The sample collection process was a carefully coordinated dance. The OSIRIS-REx extended a 2 meter (6.6 ft) TAGSAM robotic arm with an attached 30 cm (1 ft) wide sampling head and folded solar panels to protect it. The probe then slowly approached the surface and eventually reached within 1 meter (3.3 feet) of the selected object. The whole process was monitored with a SamCam imaging camera mounted over the arm.
The camera shows the TAGSAM head hitting Bennu’s surface at just 0.2 mph after approaching and penetrating Legolis. First it breaks down the porous rock below, and after the second fires a bottle of nitrogen gas. NASA says this has resulted in some “large sample site material”. It took about 5-6 seconds to collect the data, most of which were collected in the first 3 seconds.
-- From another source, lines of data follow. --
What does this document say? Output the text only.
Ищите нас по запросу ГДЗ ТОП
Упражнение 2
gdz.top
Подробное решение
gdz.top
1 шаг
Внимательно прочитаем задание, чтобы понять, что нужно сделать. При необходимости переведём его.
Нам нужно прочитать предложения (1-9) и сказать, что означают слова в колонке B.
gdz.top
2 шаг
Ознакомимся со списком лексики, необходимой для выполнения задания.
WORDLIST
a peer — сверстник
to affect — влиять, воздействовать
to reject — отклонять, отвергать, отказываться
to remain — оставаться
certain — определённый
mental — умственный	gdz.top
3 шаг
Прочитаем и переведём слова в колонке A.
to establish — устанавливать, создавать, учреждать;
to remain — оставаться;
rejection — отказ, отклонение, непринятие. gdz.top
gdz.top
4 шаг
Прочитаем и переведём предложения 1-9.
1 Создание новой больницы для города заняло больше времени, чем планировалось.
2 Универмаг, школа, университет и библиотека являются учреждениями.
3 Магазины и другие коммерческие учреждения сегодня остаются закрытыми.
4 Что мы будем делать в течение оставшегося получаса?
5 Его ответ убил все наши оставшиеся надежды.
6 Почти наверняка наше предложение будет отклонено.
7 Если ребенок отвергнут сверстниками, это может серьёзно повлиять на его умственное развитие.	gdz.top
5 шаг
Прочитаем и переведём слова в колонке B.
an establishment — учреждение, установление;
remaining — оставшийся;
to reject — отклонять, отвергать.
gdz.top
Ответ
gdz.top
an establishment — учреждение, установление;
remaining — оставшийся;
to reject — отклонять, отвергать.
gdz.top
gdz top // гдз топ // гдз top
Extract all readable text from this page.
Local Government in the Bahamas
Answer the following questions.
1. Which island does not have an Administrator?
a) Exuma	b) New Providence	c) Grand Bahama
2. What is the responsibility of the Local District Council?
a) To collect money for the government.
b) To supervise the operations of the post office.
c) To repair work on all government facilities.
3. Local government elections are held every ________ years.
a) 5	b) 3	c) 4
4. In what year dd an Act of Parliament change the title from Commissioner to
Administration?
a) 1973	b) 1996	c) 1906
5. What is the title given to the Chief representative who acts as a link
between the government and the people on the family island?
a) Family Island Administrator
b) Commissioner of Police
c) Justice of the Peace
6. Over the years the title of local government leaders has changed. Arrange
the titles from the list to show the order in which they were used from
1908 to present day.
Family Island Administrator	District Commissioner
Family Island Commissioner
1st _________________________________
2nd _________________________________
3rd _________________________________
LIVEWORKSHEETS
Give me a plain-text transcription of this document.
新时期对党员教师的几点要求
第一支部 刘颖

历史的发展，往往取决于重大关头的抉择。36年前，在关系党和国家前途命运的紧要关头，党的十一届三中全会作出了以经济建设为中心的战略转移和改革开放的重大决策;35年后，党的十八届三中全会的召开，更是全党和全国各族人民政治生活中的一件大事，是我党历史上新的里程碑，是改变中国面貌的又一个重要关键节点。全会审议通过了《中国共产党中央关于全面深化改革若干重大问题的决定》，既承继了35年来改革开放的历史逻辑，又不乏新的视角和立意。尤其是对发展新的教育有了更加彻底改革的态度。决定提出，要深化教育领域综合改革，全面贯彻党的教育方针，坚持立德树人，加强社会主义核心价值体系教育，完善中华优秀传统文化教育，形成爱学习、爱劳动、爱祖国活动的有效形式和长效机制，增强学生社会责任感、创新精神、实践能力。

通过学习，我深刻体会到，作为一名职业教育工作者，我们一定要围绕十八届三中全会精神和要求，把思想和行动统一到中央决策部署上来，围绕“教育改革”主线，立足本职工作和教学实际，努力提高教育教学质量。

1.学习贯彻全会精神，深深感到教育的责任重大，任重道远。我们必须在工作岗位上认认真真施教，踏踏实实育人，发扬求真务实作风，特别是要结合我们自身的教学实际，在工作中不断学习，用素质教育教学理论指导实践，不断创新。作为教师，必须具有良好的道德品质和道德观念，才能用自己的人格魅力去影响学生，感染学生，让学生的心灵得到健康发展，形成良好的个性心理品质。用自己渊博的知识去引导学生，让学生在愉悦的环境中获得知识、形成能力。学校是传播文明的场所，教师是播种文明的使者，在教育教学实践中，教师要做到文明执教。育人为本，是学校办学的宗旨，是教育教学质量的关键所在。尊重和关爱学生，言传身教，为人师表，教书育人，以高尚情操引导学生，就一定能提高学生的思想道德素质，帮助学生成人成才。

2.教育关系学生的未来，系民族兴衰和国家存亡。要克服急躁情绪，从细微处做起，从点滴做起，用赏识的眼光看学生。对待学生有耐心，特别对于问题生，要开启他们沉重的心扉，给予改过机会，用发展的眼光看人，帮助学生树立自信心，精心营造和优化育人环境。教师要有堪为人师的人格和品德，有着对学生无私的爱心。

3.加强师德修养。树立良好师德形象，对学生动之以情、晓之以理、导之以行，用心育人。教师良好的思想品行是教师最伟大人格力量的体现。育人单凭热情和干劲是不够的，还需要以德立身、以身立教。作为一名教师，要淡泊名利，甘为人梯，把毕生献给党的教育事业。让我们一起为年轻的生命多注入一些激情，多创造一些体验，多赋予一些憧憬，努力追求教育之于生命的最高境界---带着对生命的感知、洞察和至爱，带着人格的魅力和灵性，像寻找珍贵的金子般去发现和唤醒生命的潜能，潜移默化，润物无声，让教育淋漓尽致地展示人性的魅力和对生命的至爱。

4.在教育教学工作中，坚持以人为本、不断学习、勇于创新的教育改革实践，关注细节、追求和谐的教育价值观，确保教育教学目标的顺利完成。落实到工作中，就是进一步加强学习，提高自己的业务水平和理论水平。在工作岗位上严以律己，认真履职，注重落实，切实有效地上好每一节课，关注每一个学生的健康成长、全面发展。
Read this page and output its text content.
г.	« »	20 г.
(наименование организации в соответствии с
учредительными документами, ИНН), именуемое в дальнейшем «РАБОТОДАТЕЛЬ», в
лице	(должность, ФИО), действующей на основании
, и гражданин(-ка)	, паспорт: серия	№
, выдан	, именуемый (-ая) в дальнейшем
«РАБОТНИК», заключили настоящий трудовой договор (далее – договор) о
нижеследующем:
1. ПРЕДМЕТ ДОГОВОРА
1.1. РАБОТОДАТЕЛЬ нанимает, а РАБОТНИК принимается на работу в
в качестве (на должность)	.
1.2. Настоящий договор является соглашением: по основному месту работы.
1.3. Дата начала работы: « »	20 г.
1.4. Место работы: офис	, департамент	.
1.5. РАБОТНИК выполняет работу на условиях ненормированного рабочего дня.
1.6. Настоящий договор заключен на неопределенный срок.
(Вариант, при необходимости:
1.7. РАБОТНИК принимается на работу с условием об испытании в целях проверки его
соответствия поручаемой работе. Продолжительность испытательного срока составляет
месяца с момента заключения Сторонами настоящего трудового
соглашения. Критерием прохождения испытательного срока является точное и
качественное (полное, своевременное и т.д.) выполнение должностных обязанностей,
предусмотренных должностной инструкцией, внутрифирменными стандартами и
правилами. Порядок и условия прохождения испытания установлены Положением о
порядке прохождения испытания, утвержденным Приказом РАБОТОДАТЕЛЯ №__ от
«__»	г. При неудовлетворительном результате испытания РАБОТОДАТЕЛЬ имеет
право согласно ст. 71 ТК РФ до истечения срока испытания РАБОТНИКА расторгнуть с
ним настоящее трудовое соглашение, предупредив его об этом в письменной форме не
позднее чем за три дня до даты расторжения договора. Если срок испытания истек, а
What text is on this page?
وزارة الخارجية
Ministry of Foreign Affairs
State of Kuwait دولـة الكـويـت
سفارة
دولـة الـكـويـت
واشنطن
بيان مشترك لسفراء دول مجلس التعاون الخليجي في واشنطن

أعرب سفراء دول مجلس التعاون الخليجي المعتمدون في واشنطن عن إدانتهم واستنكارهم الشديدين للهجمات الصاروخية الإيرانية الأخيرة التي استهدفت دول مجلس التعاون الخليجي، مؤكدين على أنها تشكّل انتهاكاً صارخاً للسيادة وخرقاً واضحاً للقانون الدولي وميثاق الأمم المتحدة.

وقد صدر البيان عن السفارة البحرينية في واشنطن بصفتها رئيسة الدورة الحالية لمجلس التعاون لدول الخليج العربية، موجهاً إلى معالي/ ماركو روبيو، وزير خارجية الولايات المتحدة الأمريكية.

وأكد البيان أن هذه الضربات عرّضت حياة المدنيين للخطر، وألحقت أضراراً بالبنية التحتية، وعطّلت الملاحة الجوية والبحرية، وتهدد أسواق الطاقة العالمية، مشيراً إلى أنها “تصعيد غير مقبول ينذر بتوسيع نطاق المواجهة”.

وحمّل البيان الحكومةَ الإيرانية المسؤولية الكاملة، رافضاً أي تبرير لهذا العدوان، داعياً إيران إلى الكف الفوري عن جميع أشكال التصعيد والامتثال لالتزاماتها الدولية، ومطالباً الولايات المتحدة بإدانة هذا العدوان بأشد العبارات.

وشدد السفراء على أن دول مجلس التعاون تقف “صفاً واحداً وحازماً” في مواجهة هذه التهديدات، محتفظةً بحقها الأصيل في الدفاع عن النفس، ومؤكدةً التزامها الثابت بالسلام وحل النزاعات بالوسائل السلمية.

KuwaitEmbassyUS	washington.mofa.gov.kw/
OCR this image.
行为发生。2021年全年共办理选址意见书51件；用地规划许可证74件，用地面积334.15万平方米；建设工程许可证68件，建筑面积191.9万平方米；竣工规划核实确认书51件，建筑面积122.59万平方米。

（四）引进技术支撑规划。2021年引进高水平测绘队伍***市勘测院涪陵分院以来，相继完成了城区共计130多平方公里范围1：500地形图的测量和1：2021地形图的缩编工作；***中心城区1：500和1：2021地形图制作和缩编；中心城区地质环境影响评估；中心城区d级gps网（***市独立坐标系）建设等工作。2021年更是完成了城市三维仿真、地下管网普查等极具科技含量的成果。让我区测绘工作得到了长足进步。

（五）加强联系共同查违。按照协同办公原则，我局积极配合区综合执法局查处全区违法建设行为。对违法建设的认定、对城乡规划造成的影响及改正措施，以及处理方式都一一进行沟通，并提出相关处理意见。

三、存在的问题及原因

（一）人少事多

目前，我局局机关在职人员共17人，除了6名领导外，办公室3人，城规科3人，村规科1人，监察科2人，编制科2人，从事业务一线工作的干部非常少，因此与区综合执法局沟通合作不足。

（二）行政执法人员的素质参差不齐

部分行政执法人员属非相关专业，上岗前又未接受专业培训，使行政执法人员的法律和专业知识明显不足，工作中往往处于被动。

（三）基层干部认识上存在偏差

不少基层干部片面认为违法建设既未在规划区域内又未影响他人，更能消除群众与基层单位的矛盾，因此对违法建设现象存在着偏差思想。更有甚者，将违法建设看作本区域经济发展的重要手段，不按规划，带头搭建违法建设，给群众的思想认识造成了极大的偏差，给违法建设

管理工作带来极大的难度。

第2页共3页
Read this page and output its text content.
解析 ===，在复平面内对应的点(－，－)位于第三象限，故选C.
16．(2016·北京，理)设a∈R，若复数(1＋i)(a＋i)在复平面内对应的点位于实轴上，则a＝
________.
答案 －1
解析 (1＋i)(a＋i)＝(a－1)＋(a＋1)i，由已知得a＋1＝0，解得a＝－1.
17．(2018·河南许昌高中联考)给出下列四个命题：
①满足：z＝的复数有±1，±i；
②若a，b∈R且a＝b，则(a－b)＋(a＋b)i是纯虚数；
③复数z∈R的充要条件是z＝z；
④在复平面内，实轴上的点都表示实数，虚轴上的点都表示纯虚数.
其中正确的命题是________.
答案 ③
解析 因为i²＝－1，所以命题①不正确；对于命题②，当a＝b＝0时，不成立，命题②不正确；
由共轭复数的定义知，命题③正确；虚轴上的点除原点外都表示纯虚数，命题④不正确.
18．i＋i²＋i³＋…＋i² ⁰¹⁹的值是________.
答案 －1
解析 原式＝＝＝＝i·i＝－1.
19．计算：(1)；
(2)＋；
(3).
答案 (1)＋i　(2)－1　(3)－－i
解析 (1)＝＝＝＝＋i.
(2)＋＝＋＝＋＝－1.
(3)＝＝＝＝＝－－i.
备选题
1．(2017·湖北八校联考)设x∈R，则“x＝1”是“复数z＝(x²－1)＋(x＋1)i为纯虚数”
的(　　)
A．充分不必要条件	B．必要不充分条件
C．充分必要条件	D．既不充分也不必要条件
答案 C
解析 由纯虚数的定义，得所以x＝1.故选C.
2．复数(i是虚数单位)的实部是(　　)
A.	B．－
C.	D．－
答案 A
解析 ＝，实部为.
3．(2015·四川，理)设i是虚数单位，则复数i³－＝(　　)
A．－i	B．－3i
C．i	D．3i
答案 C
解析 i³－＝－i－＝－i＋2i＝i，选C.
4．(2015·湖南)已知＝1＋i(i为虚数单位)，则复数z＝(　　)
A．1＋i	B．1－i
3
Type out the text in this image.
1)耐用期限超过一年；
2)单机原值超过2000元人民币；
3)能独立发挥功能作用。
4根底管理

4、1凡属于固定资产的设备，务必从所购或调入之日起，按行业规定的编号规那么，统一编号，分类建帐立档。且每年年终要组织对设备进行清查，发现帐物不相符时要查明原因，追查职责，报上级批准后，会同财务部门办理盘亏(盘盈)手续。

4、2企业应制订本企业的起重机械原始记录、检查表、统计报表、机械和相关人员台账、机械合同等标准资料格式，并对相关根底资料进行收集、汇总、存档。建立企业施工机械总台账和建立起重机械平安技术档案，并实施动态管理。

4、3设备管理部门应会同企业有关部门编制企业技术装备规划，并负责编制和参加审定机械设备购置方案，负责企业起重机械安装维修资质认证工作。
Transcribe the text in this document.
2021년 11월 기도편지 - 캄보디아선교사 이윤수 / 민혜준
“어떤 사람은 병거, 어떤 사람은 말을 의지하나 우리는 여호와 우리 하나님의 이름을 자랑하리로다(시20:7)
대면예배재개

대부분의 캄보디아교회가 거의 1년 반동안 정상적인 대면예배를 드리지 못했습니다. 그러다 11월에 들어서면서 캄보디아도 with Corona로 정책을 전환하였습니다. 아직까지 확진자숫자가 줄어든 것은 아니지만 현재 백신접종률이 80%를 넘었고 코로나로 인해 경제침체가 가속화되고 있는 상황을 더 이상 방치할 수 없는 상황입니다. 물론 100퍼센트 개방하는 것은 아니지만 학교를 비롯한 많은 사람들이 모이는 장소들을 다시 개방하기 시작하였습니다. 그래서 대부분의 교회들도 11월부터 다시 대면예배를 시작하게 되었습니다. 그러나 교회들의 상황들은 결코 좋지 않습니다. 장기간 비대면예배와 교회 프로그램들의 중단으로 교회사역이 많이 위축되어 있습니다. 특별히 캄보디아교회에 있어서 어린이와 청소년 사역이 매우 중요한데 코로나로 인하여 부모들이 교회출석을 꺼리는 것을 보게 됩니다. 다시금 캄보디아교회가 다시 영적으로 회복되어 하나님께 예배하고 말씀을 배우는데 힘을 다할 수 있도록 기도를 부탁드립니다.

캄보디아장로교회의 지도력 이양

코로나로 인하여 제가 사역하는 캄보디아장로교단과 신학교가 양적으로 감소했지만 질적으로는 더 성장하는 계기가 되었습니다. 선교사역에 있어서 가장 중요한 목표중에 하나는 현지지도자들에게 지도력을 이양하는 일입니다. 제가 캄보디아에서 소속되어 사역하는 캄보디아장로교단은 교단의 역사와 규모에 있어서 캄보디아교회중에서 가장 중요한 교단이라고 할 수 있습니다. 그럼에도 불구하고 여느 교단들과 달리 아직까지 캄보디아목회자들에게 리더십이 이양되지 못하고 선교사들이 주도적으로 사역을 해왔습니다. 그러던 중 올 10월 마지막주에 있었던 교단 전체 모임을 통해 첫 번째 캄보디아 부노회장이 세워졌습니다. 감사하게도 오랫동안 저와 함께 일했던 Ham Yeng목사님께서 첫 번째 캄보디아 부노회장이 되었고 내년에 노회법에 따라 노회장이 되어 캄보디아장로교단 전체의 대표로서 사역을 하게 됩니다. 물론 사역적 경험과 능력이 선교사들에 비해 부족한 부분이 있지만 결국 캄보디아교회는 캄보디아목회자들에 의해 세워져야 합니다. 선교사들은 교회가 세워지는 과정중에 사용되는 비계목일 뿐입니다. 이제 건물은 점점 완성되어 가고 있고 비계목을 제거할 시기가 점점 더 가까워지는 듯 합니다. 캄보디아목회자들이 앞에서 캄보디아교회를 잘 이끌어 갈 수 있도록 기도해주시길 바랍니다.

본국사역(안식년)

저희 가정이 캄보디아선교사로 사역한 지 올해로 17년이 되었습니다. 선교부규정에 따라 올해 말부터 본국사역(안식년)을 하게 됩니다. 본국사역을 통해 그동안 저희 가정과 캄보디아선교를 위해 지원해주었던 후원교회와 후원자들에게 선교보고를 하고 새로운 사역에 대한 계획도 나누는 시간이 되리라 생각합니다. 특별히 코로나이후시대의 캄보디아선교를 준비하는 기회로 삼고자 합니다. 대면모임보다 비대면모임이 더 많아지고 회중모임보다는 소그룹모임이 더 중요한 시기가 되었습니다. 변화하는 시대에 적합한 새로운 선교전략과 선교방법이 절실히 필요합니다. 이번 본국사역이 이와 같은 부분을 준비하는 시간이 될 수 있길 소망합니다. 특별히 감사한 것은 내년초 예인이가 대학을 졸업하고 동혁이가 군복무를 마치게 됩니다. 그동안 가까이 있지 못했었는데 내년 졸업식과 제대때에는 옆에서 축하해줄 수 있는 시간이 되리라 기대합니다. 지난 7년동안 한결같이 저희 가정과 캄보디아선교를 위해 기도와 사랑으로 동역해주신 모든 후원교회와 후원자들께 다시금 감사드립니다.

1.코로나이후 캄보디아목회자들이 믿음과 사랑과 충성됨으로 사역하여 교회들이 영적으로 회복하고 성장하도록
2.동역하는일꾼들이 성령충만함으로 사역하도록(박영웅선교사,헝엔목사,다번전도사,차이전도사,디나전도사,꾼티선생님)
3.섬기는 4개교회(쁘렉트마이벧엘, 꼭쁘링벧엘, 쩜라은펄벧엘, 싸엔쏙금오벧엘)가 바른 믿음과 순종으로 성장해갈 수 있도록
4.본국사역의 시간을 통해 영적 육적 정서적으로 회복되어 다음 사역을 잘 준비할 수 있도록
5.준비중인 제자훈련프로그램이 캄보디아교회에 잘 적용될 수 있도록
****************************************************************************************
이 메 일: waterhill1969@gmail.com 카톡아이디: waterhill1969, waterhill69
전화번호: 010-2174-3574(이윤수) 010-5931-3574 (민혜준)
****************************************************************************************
The head is designed to hold and hold the whipped surface material. OSIRIS-REx first checks for the presence of Legolis by taking a picture of the collector head, and then on Saturdays it measures the mass of stones and dust by rotating the shaft like a centrifuge.
NASA said that the sampling “goes well as we thought” because the sampling crushed a lot of material that had to be collected in the sample chamber. Scientists have already learned a lot about Bennu by watching shock footage, but before seeing how the spacecraft was actually made, you have to wait three years for the spacecraft to return to Earth.